Chevron has admitted to dumping at least 15 billion gallons of toxic "produced water" into the region's water supply when it operated an oil concession in Ecuador between 1964 and 1990. It also abandoned more than 900 unlined waste pits, causing an outbreak of cancer and the decimation of indigenous groups, according to evidence in trial.
"Mountains of evidence in the trial prove what the people of the Ecuadorian Amazon already know; that Chevron is guilty of massive toxic contamination in Ecuador," said Shan before his arrest. "Instead of taking responsibility, Chevron is weaving an ever more complex web of deception and deceit, and it's time for Chevron's Board of Directors to put an end to it."
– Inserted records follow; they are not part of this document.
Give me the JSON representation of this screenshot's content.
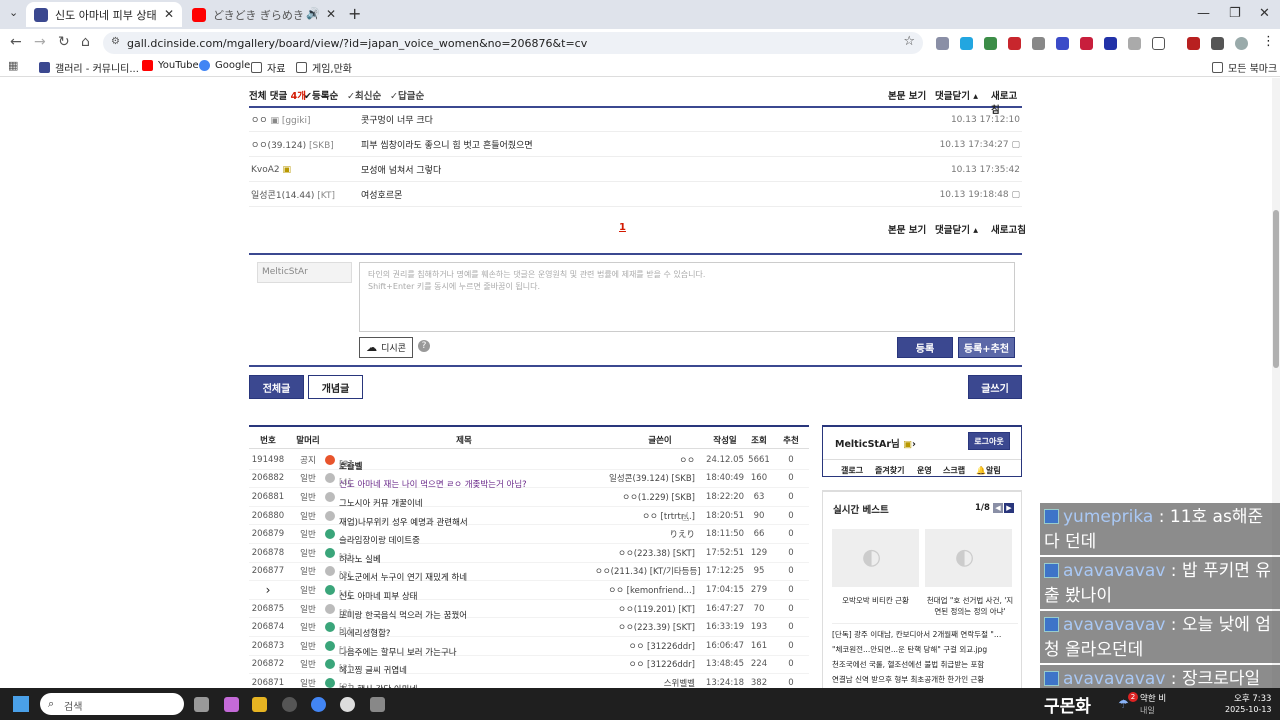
{
  "browser": {
    "tabs": [
      {
        "title": "신도 아마네 피부 상태 - 일본",
        "active": true,
        "color": "#3b4890"
      },
      {
        "title": "どきどき ぎらめき パズリ",
        "active": false,
        "color": "#ff0000"
      }
    ],
    "new_tab": "+",
    "url": "gall.dcinside.com/mgallery/board/view/?id=japan_voice_women&no=206876&t=cv",
    "bookmarks": [
      {
        "label": "갤러리 - 커뮤니티...",
        "color": "#3b4890"
      },
      {
        "label": "YouTube",
        "color": "#ff0000"
      },
      {
        "label": "Google",
        "color": "#4285f4"
      },
      {
        "label": "자료",
        "color": "#555"
      },
      {
        "label": "게임,만화",
        "color": "#555"
      }
    ],
    "all_bookmarks": "모든 북마크"
  },
  "comments": {
    "header_total_label": "전체 댓글",
    "header_total_count": "4개",
    "sort_options": [
      "등록순",
      "최신순",
      "답글순"
    ],
    "actions": [
      "본문 보기",
      "댓글닫기",
      "새로고침"
    ],
    "items": [
      {
        "author": "ㅇㅇ",
        "ip": "[ggiki]",
        "text": "콧구멍이 너무 크다",
        "date": "10.13 17:12:10"
      },
      {
        "author": "ㅇㅇ(39.124)",
        "ip": "[SKB]",
        "text": "피부 씹창이라도 좋으니 힘 벗고 흔들어줬으면",
        "date": "10.13 17:34:27"
      },
      {
        "author": "KvoA2",
        "ip": "",
        "text": "모성애 넘쳐서 그렇다",
        "date": "10.13 17:35:42"
      },
      {
        "author": "일성콘1(14.44)",
        "ip": "[KT]",
        "text": "여성호르몬",
        "date": "10.13 19:18:48"
      }
    ],
    "page": "1",
    "write": {
      "name": "MelticStAr",
      "placeholder_line1": "타인의 권리를 침해하거나 명예를 훼손하는 댓글은 운영원칙 및 관련 법률에 제재를 받을 수 있습니다.",
      "placeholder_line2": "Shift+Enter 키를 동시에 누르면 줄바꿈이 됩니다.",
      "dccon": "디시콘",
      "submit": "등록",
      "submit_recommend": "등록+추천"
    }
  },
  "board": {
    "tab_all": "전체글",
    "tab_concept": "개념글",
    "write": "글쓰기",
    "columns": [
      "번호",
      "말머리",
      "제목",
      "글쓴이",
      "작성일",
      "조회",
      "추천"
    ],
    "rows": [
      {
        "no": "191498",
        "head": "공지",
        "title": "호출벨",
        "cnt": "[2]",
        "writer": "ㅇㅇ",
        "date": "24.12.05",
        "views": "5661",
        "rec": "0",
        "icon": "#e8542c",
        "bold": true
      },
      {
        "no": "206882",
        "head": "일반",
        "title": "신도 아마네 재는 나이 먹으면 ㄹㅇ 개좆박는거 아님?",
        "cnt": "[4]",
        "writer": "일성콘(39.124) [SKB]",
        "date": "18:40:49",
        "views": "160",
        "rec": "0",
        "icon": "#bbb",
        "visited": true
      },
      {
        "no": "206881",
        "head": "일반",
        "title": "그노시아 커뮤 개꿀이네",
        "cnt": "",
        "writer": "ㅇㅇ(1.229) [SKB]",
        "date": "18:22:20",
        "views": "63",
        "rec": "0",
        "icon": "#bbb"
      },
      {
        "no": "206880",
        "head": "일반",
        "title": "재업)나무위키 성우 예명과 관련해서",
        "cnt": "",
        "writer": "ㅇㅇ [trtrtr...]",
        "date": "18:20:51",
        "views": "90",
        "rec": "0",
        "icon": "#bbb"
      },
      {
        "no": "206879",
        "head": "일반",
        "title": "슬라임장이랑 데이트중",
        "cnt": "",
        "writer": "りえり",
        "date": "18:11:50",
        "views": "66",
        "rec": "0",
        "icon": "#3aa57a"
      },
      {
        "no": "206878",
        "head": "일반",
        "title": "히라노 실베",
        "cnt": "[3]",
        "writer": "ㅇㅇ(223.38) [SKT]",
        "date": "17:52:51",
        "views": "129",
        "rec": "0",
        "icon": "#3aa57a"
      },
      {
        "no": "206877",
        "head": "일반",
        "title": "야노군에서 누구이 연기 재밌게 하네",
        "cnt": "[2]",
        "writer": "ㅇㅇ(211.34) [KT/기타등등]",
        "date": "17:12:25",
        "views": "95",
        "rec": "0",
        "icon": "#bbb"
      },
      {
        "no": "›",
        "head": "일반",
        "title": "신도 아마네 피부 상태",
        "cnt": "[4]",
        "writer": "ㅇㅇ [kemonfriend...]",
        "date": "17:04:15",
        "views": "279",
        "rec": "0",
        "icon": "#3aa57a",
        "current": true
      },
      {
        "no": "206875",
        "head": "일반",
        "title": "또미랑 한국음식 먹으러 가는 꿈꿨어",
        "cnt": "[2]",
        "writer": "ㅇㅇ(119.201) [KT]",
        "date": "16:47:27",
        "views": "70",
        "rec": "0",
        "icon": "#bbb"
      },
      {
        "no": "206874",
        "head": "일반",
        "title": "리에리성형함?",
        "cnt": "[1]",
        "writer": "ㅇㅇ(223.39) [SKT]",
        "date": "16:33:19",
        "views": "193",
        "rec": "0",
        "icon": "#3aa57a"
      },
      {
        "no": "206873",
        "head": "일반",
        "title": "다음주에는 할무니 보러 가는구나",
        "cnt": "[1]",
        "writer": "ㅇㅇ [31226ddr]",
        "date": "16:06:47",
        "views": "161",
        "rec": "0",
        "icon": "#3aa57a"
      },
      {
        "no": "206872",
        "head": "일반",
        "title": "헤고찡 글씨 귀엽네",
        "cnt": "[2]",
        "writer": "ㅇㅇ [31226ddr]",
        "date": "13:48:45",
        "views": "224",
        "rec": "0",
        "icon": "#3aa57a"
      },
      {
        "no": "206871",
        "head": "일반",
        "title": "추구 행사 각단 아마네",
        "cnt": "[2]",
        "writer": "스위벨벨",
        "date": "13:24:18",
        "views": "382",
        "rec": "0",
        "icon": "#3aa57a"
      }
    ]
  },
  "sidebar": {
    "user": "MelticStAr님",
    "logout": "로그아웃",
    "menu": [
      "갤로그",
      "즐겨찾기",
      "운영",
      "스크랩",
      "알림"
    ],
    "best_title": "실시간 베스트",
    "best_page": "1/8",
    "thumbs": [
      {
        "caption": "오박오박 비티칸 근황"
      },
      {
        "caption": "천대업 \"호 선거법 사건, '지연된 정의는 정의 아냐'"
      }
    ],
    "news": [
      "[단독] 광주 이대남, 칸보디아서 2개월째 연락두절 \"…",
      "\"체코원전...안되면...운 탄핵 당해\" 구걸 외교.jpg",
      "천조국에선 국룰, 헬조선에선 불법 취급받는 포함",
      "연결남 신역 받으후 형부 최초공개한 한가인 근황"
    ]
  },
  "chat": [
    {
      "name": "yumeprika",
      "msg": "11호 as해준다 던데"
    },
    {
      "name": "avavavavav",
      "msg": "밥 푸키면 유출 봤나이"
    },
    {
      "name": "avavavavav",
      "msg": "오늘 낮에 엄청 올라오던데"
    },
    {
      "name": "avavavavav",
      "msg": "장크로다일 아"
    }
  ],
  "taskbar": {
    "search": "검색",
    "overlay_text": "구몬화",
    "weather_count": "2",
    "weather": "약한 비",
    "weather_sub": "내일",
    "time": "오후 7:33",
    "date": "2025-10-13"
  }
}
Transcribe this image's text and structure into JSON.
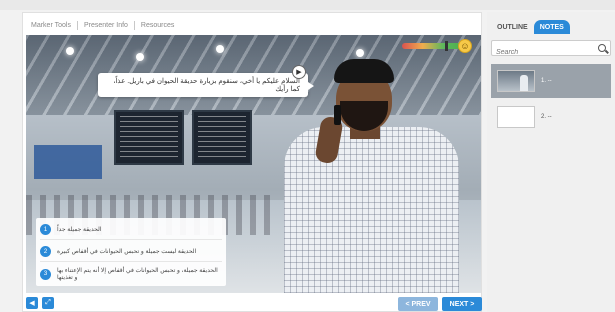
{
  "toolbar": {
    "items": [
      "Marker Tools",
      "Presenter Info",
      "Resources"
    ]
  },
  "scene": {
    "speech": "السلام عليكم يا أخي، سنقوم بزيارة حديقة الحيوان في باريل. عذاً، كما رأيك",
    "choices": [
      {
        "num": "1",
        "text": "الحديقة جميلة جداً"
      },
      {
        "num": "2",
        "text": "الحديقة ليست جميلة و تحبس الحيوانات في أقفاص كبيرة"
      },
      {
        "num": "3",
        "text": "الحديقة جميلة، و تحبس الحيوانات في أقفاص إلا أنه يتم الإعتناء بها و تغذيتها"
      }
    ],
    "meter_level": 0.7
  },
  "controls": {
    "prev_label": "< PREV",
    "next_label": "NEXT >"
  },
  "sidebar": {
    "tabs": [
      "OUTLINE",
      "NOTES"
    ],
    "active_tab": "NOTES",
    "search_placeholder": "Search",
    "slides": [
      {
        "label": "1. --"
      },
      {
        "label": "2. --"
      }
    ]
  },
  "colors": {
    "accent": "#2b8ad8"
  }
}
Chevron General Counsel Hewitt Pate also has come under fire for making false statements designed to mislead shareholders about the trial process in Ecuador. Pate, a Deputy Attorney General in the Bush administration, has been criticized for not adequately disclosing the company's risks in Ecuador to shareholders – a fact which prompted an inquiry into Chevron's public disclosures last year from the New York Attorney General.
At last year's annual Chevron meeting, a resolution relating to Ecuador that asked the company to adopt a "verifiable" human rights policy garnered a remarkable $37 billion in voting shares out of the $133 billion outstanding.
"The entire issue of corporate compliance with human rights norms is trending heavily against Chevron, which is falling behind most of its peers in this area," said Ramos.